Les projets de hausse des tarifs doivent maintenant être transmis au Conseil supérieur de l'énergie (CSE) pour avis. Le gouvernement a ensuite deux mois pour s'y opposer.
Le tarif d'utilisation des réseaux publics d'électricité (Turpe), dont il s'agira de la sixième mouture (Turpe 6), est payé par les consommateurs via leurs factures d'électricité. Pour un client résidentiel, cela représente environ 30% de sa facture d'électricité TTC, rappelle la CRE.
Il permet de financer les gestionnaires Enedis et RTE, qui prévoient chacun de lourds investissements notamment pour s'adapter à la transition énergétique: 69 milliards et 33 milliards d'euros respectivement sur 15 ans.
De lourds investissements indispensables pour accompagner l'essor des énergies renouvelables
"L'ampleur des investissements à venir pèsera inévitablement sur la facture d'électricité, mais les hausses des tarifs de réseau doivent rester maîtrisées", commente la CRE.
Ces investissements massifs sont nécessaires pour accompagner, entre autres, l'essor des énergies renouvelables (EnR) et le développement attendu des véhicules électriques. Dans son schéma stratégique publié au printemps dernier, RTE prévoyait ainsi un développement important du réseau pour faire fonctionner correctement le système électrique avec une forte intégration des énergies renouvelables, dopées par les projets de champs éoliens en mer.

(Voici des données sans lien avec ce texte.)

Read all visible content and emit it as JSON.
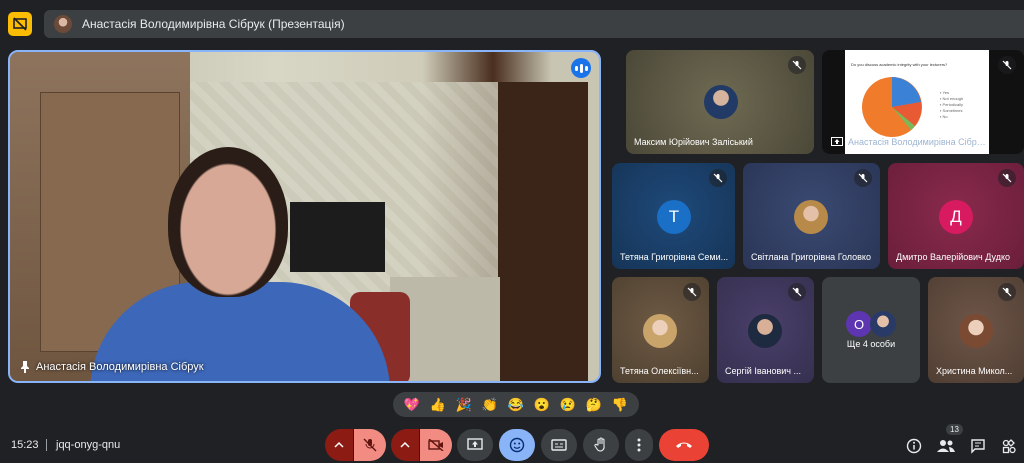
{
  "header": {
    "presenter_chip": "Анастасія Володимирівна Сібрук (Презентація)"
  },
  "main_tile": {
    "name": "Анастасія Володимирівна Сібрук"
  },
  "participants": [
    {
      "name": "Максим Юрійович Заліський"
    },
    {
      "name": "Анастасія Володимирівна Сібрук (Презентація)"
    },
    {
      "name": "Тетяна Григорівна Семи...",
      "letter": "Т"
    },
    {
      "name": "Світлана Григорівна Головко"
    },
    {
      "name": "Дмитро Валерійович Дудко",
      "letter": "Д"
    },
    {
      "name": "Тетяна Олексіївн..."
    },
    {
      "name": "Сергій Іванович ..."
    },
    {
      "name": "Ще 4 особи",
      "letter": "О"
    },
    {
      "name": "Христина Микол..."
    }
  ],
  "reactions": [
    "💖",
    "👍",
    "🎉",
    "👏",
    "😂",
    "😮",
    "😢",
    "🤔",
    "👎"
  ],
  "bottom": {
    "time": "15:23",
    "meeting_code": "jqq-onyg-qnu",
    "people_count": "13"
  },
  "colors": {
    "accent": "#8ab4f8",
    "end_call": "#ea4335",
    "muted_red": "#8c1b13",
    "yellow": "#fbbc04"
  }
}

Ce développement supplémentaire est directement lié à la nature intermittente des énergies renouvelables : il n'y a jamais autant de soleil ou de vent sur tout le territoire au même moment. Plus ces sources d'énergies sont importantes, plus il faut transférer des gros volumes d'électricité sur les différentes zones du territoire.
L'écrêtement pour limiter les coûts
Pour limiter l'ampleur des investissements, RTE mise, entre autres, sur l'écrêtement de la production d'énergies renouvelables quelques heures par an. L'idée est de diminuer la production de manière très ponctuelle quand elle n'est pas nécessaire (trop de vent à un moment où la consommation est basse par exemple). Objectif : ne pas surdimensionner la taille du réseau pour évacuer une trop grosse production d'énergie renouvelable lorsqu'elle n'est pas nécessaire.
Dans le détail, pour éviter de devoir dimensionner le réseau à la pointe, RTE souhaite pouvoir couper la production d'EnR 200 heures par an (soit 0,3% de la production annuelle d'EnR). Selon le gestionnaire, cet écrêtement permettrait d'économiser 7 milliards d'euros d'ici à 2035, en évitant la construction de nouvelles lignes électriques. Une approche qui soulève toutefois des défis techniques, juridiques et contractuels.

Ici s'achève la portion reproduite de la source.